Josephine beugte sich zu dem Mädchen, das sie mitgebracht hatte. »Bist du bereit, Liebes?«, fragte sie.

Die Kleine grinste, ließ Josephines Hand los und trat an den Rand des Bettes. Sie war jünger als Erin, vielleicht sechs oder sieben Jahre alt, und schien von der armen Frau überhaupt nicht eingeschüchtert zu sein.

»Sieh gut zu«, ermahnte Josephine ihre Tochter.

Das Mädchen im Pünktchenkleid wackelte mit den Fingern, dann hob sie ihre Arme und presste ihre Handgelenke aneinander. Es sah aus, als wollte sie eine Kugel greifen, und tatsächlich: Innerhalb weniger Sekunden erblühte ein Leuchten im Hohlraum zwischen ihren Handflächen. Es wuchs und wuchs, bis sie etwas hielt, das aussah wie eine kleine Sonne aus goldenem Nebel.

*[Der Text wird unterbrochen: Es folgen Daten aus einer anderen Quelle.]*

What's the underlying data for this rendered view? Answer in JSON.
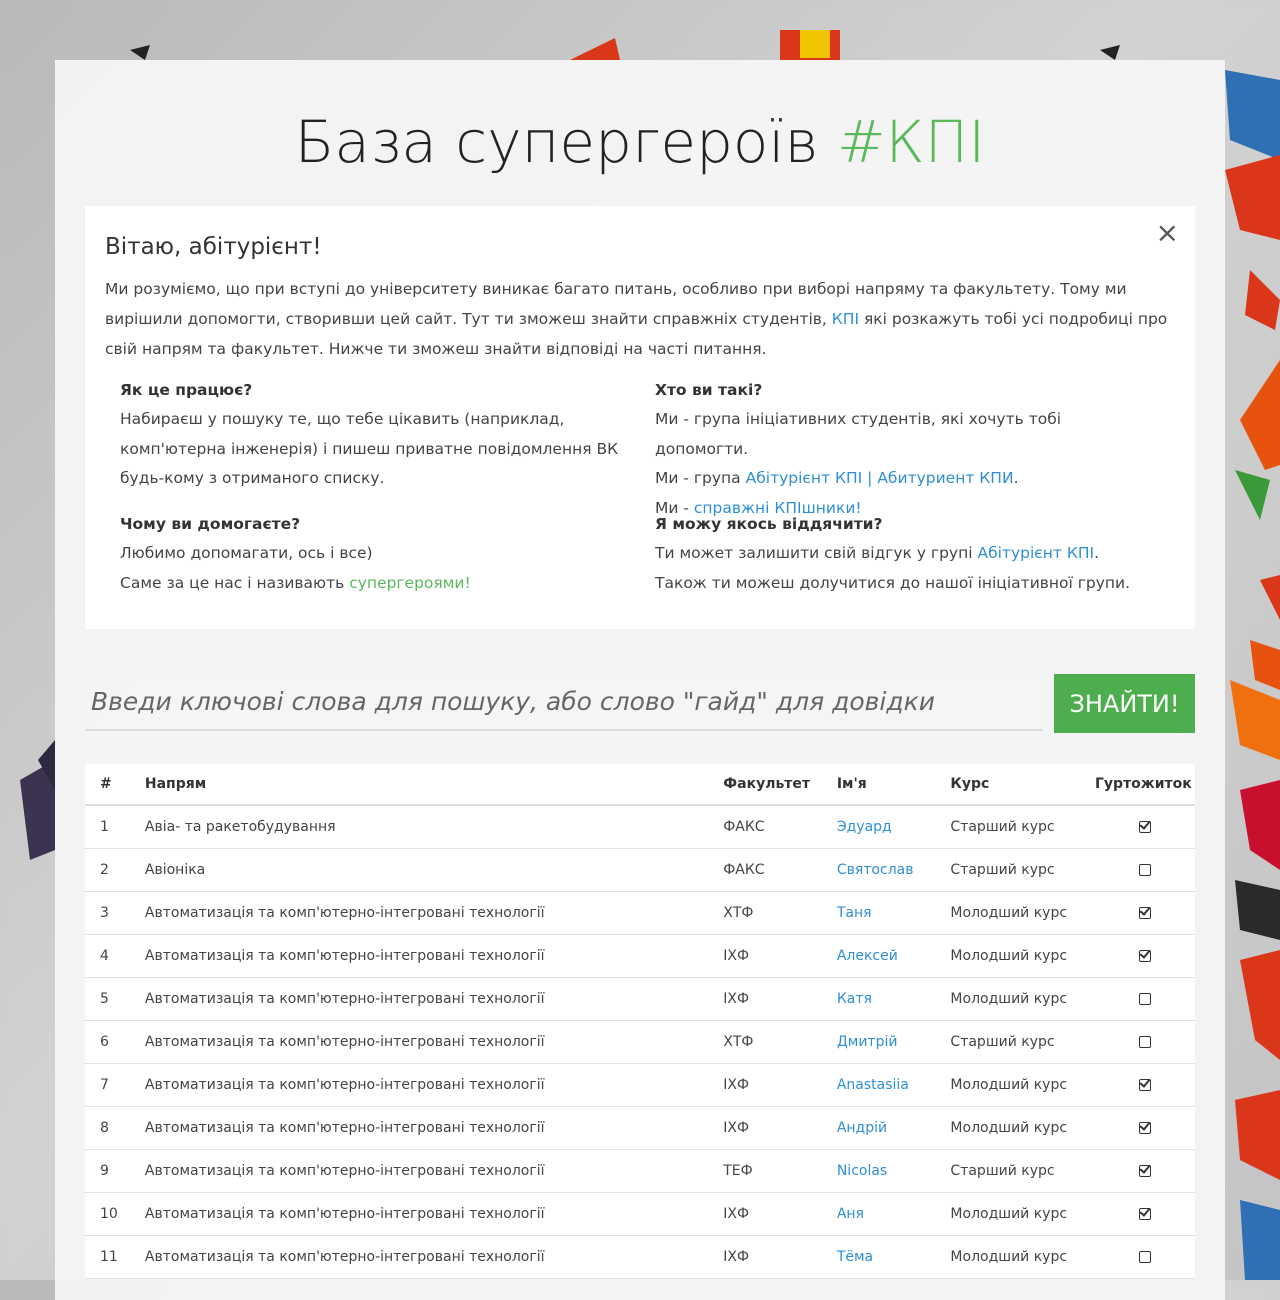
{
  "title": {
    "main": "База супергероїв",
    "tag": "#КПІ"
  },
  "alert": {
    "heading": "Вітаю, абітурієнт!",
    "intro_part1": "Ми розуміємо, що при вступі до університету виникає багато питань, особливо при виборі напряму та факультету. Тому ми вирішили допомогти, створивши цей сайт. Тут ти зможеш знайти справжніх студентів, ",
    "intro_link": "КПІ",
    "intro_part2": " які розкажуть тобі усі подробиці про свій напрям та факультет. Нижче ти зможеш знайти відповіді на часті питання.",
    "close_label": "×"
  },
  "faq": {
    "how": {
      "question": "Як це працює?",
      "answer": "Набираєш у пошуку те, що тебе цікавить (наприклад, комп'ютерна інженерія) і пишеш приватне повідомлення ВК будь-кому з отриманого списку."
    },
    "who": {
      "question": "Хто ви такі?",
      "line1": "Ми - група ініціативних студентів, які хочуть тобі допомогти.",
      "line2_prefix": "Ми - група ",
      "line2_link": "Абітурієнт КПІ | Абитуриент КПИ",
      "line2_suffix": ".",
      "line3_prefix": "Ми - ",
      "line3_link": "справжні КПІшники!"
    },
    "why": {
      "question": "Чому ви домогаєте?",
      "line1": "Любимо допомагати, ось і все)",
      "line2_prefix": "Саме за це нас і називають ",
      "line2_link": "супергероями!"
    },
    "thanks": {
      "question": "Я можу якось віддячити?",
      "line1_prefix": "Ти может залишити свій відгук у групі ",
      "line1_link": "Абітурієнт КПІ",
      "line1_suffix": ".",
      "line2": "Також ти можеш долучитися до нашої ініціативної групи."
    }
  },
  "search": {
    "placeholder": "Введи ключові слова для пошуку, або слово \"гайд\" для довідки",
    "value": "",
    "button_label": "ЗНАЙТИ!"
  },
  "table": {
    "headers": {
      "num": "#",
      "direction": "Напрям",
      "faculty": "Факультет",
      "name": "Ім'я",
      "course": "Курс",
      "dorm": "Гуртожиток"
    },
    "rows": [
      {
        "num": "1",
        "direction": "Авіа- та ракетобудування",
        "faculty": "ФАКС",
        "name": "Эдуард",
        "course": "Старший курс",
        "dorm": true
      },
      {
        "num": "2",
        "direction": "Авіоніка",
        "faculty": "ФАКС",
        "name": "Святослав",
        "course": "Старший курс",
        "dorm": false
      },
      {
        "num": "3",
        "direction": "Автоматизація та комп'ютерно-інтегровані технології",
        "faculty": "ХТФ",
        "name": "Таня",
        "course": "Молодший курс",
        "dorm": true
      },
      {
        "num": "4",
        "direction": "Автоматизація та комп'ютерно-інтегровані технології",
        "faculty": "ІХФ",
        "name": "Алексей",
        "course": "Молодший курс",
        "dorm": true
      },
      {
        "num": "5",
        "direction": "Автоматизація та комп'ютерно-інтегровані технології",
        "faculty": "ІХФ",
        "name": "Катя",
        "course": "Молодший курс",
        "dorm": false
      },
      {
        "num": "6",
        "direction": "Автоматизація та комп'ютерно-інтегровані технології",
        "faculty": "ХТФ",
        "name": "Дмитрій",
        "course": "Старший курс",
        "dorm": false
      },
      {
        "num": "7",
        "direction": "Автоматизація та комп'ютерно-інтегровані технології",
        "faculty": "ІХФ",
        "name": "Anastasiia",
        "course": "Молодший курс",
        "dorm": true
      },
      {
        "num": "8",
        "direction": "Автоматизація та комп'ютерно-інтегровані технології",
        "faculty": "ІХФ",
        "name": "Андрій",
        "course": "Молодший курс",
        "dorm": true
      },
      {
        "num": "9",
        "direction": "Автоматизація та комп'ютерно-інтегровані технології",
        "faculty": "ТЕФ",
        "name": "Nicolas",
        "course": "Старший курс",
        "dorm": true
      },
      {
        "num": "10",
        "direction": "Автоматизація та комп'ютерно-інтегровані технології",
        "faculty": "ІХФ",
        "name": "Аня",
        "course": "Молодший курс",
        "dorm": true
      },
      {
        "num": "11",
        "direction": "Автоматизація та комп'ютерно-інтегровані технології",
        "faculty": "ІХФ",
        "name": "Тёма",
        "course": "Молодший курс",
        "dorm": false
      }
    ]
  },
  "icons": {
    "dorm_yes": "checked-square-icon",
    "dorm_no": "empty-square-icon",
    "close": "close-icon"
  },
  "colors": {
    "accent_green": "#5cb85c",
    "link_blue": "#2e8fd6",
    "button_green": "#4cae4c"
  }
}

Gebannt sah Erin zu, wie die Sonne aus dem Griff des Mädchens zum Bett schwebte. Zuerst zuckte die Frau zurück, dann erstarrte sie. Das Licht der Sonne glitt über ihre Brust, über ihren Hals hinauf über ihr Gesicht. Dann löste sich der schwebende Ball auf, und schimmernde Fäden aus Sonnennebel drangen in ihre aufgerissenen Augen.

»Ich hab sie repariert«, verkündete das Mädchen im Pünktchenkleid.

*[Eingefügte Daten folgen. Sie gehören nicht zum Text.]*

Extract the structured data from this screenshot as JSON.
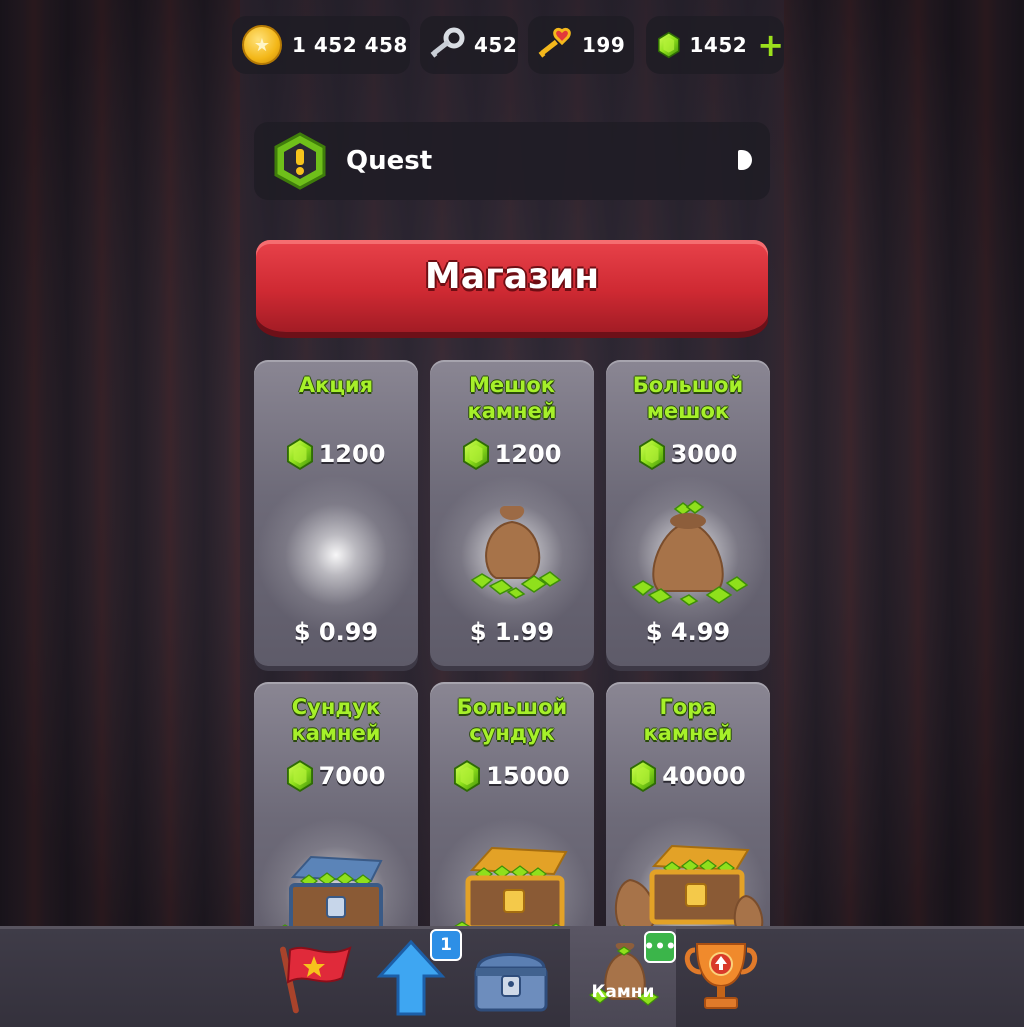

»Gut gemacht«, lobte Josephine und legte der Kleinen die Hand auf den Kopf. Erin zog ihre eigene Hand zurück und versteckte sie hinter ihrem Rücken.

Ihr Blick klebte noch immer an der Frau, die nun ruhig zu schlafen schien. Ihr war immer noch schlecht, und der salzige Geschmack ihrer eigenen Spucke ekelte sie.

»Kriege ich jetzt Eiscreme?«, fragte das Mädchen und wippte vorfreudig auf ihren Fußballen.

»So viel, wie du willst«, versprach Josephine. Grinsend rannte das Mädchen nach draußen, während sich Erins Mutter zum ersten Mal ganz zu ihr umdrehte.

»Beeindruckend, nicht wahr?«, fragte sie mit einem Lächeln.

Erin schluckte. »Ja«, brachte sie heraus.

Josephines Lächeln wurde sanfter, dann beugte sie sich herab und gab Erin einen Kuss auf den Scheitel.

»Keine Sorge«, sagte sie. »Ich bin mir sicher, dass du mir bald genauso helfen kannst.«

Erin versuchte, sich auf die Nähe ihrer Mutter zu konzentrieren, aber ihr Blick huschte immer wieder zu der bewusstlosen Frau. Die Haut rings um die Handfesseln war rot und dunkelblau. Ich will nicht hier sein, dachte Erin. Ich will das nicht sehen.

Josephine irrte sich.

Fähigkeiten, wie sie das Mädchen mit den Sonnenhänden zur Schau gestellt hatte, würde Erin nie besitzen.